How to choose vitamins for vision.
Vitamins and dietary supplements are not considered medicines, so you can buy them at the pharmacy without showing a doctor’s prescription. But still it is worth contacting an ophthalmologist and get advice from him. This is necessary in order to:
choose the most effective option; avoid the risk of hypervitaminosis.
Your lifestyle and the state of the body as a whole matter. For example, not all vitamins can be consumed during pregnancy. And for children, special complexes are most often developed, taking into account the age norms of the need for vitamins and minerals..
Vitamins that improve vision are necessary primarily for people over 40 years old. They can slow down age-related changes in the structures of the eye. It is also worth using them for people with certain diseases – hypertension, atherosclerosis, diabetes mellitus. These diseases entail an increased risk of disruption of the blood supply to the eyes.
But vitamins will be useful to everyone who wants to normalize the functioning of the organs of vision..

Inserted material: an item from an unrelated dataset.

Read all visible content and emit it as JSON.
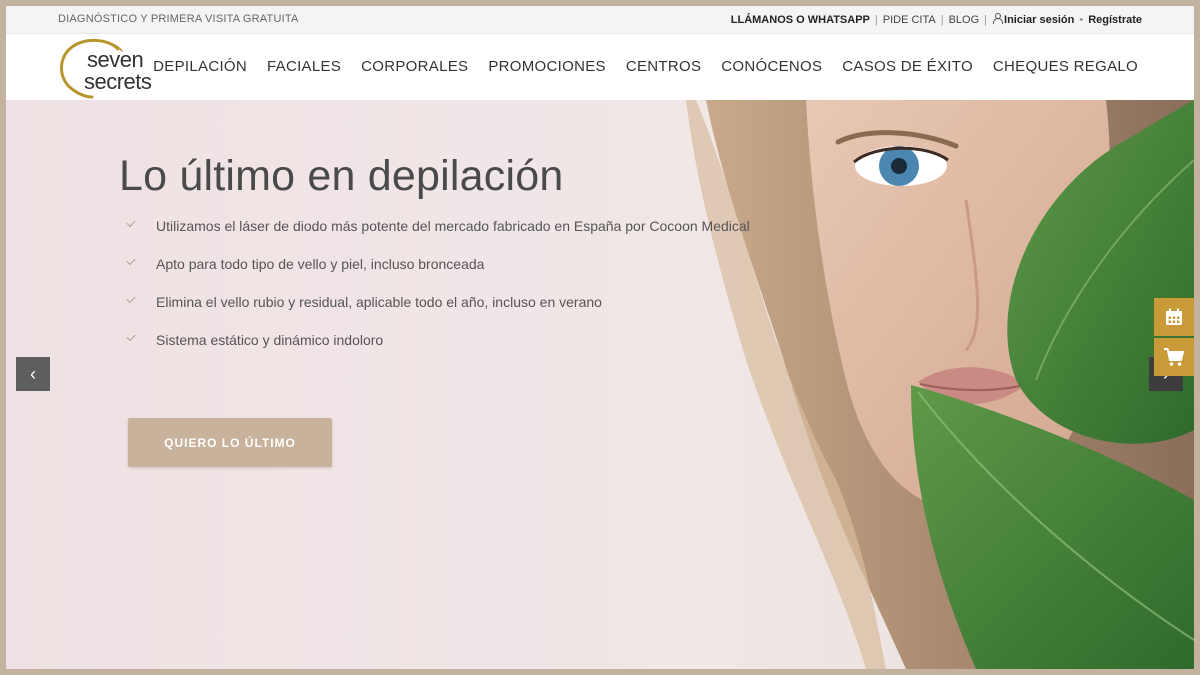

Most vitamin complexes, dietary supplements and other similar non-medicinal products that have a positive effect on the eyes can be divided into three main groups:
carotenoid-based – contain primarily beta-carotene and / or lutein; based on anthocyanins; universal – they contain both carotenoids and anthocyanins.
However, for normal functioning of the eyes, other substances, vitamins and trace elements are also needed. They can also be part of one or another complex..
When choosing the right product, pay attention not only to its cost. The first thing to look closely at is the composition. It is necessary to look not only at what vitamins and other substances are contained in a certain complex, but also at their percentage..
Often, manufacturers include in their products a large number of auxiliary components that do not affect vision in any way..
You should also find out if there have been any vitamin studies that have caught your attention. Usually, information about studies and their confirmed efficacy and safety is in the instructions..
In addition, the instructions must indicate contraindications and possible side effects..
From the instructions you will learn about how and with what frequency it is recommended to take vitamins..
Vitamins are offered in various forms. It can be:
pills; capsules; solutions – they are produced for those who, for whatever reason, cannot swallow tablets and capsules, and are most often intended for children.
It is quite convenient to use vision pills and capsules: most manufacturers have a dosage of 1 pc. in a day.
If you need vitamins for a child, be sure to read the instructions to clarify from what age you can take this or that complex or dietary supplement.
It is important to remember that vitamins for vision alone do not cure any disease or correct myopia, hyperopia or astigmatism. They can help normalize eye function and slow age-related changes. This means that there is no point in using them in large quantities, especially since in this case there is a risk of hypervitaminosis..
Fresh foods are preferable to vitamin complexes.
Do not forget that fresh products are tastier for eyesight than a variety of extracts. Therefore, if you have a choice between fresh blueberries and a vitamin complex based on blueberry extract, you should prefer the berry. And it is better to make your diet balanced, add more healthy foods to the daily menu, and use vitamins when the body really needs to replenish the lack of any substances..
If you have any questions, be sure to consult with a specialist. An ophthalmologist will help you choose vitamins that will be useful for you.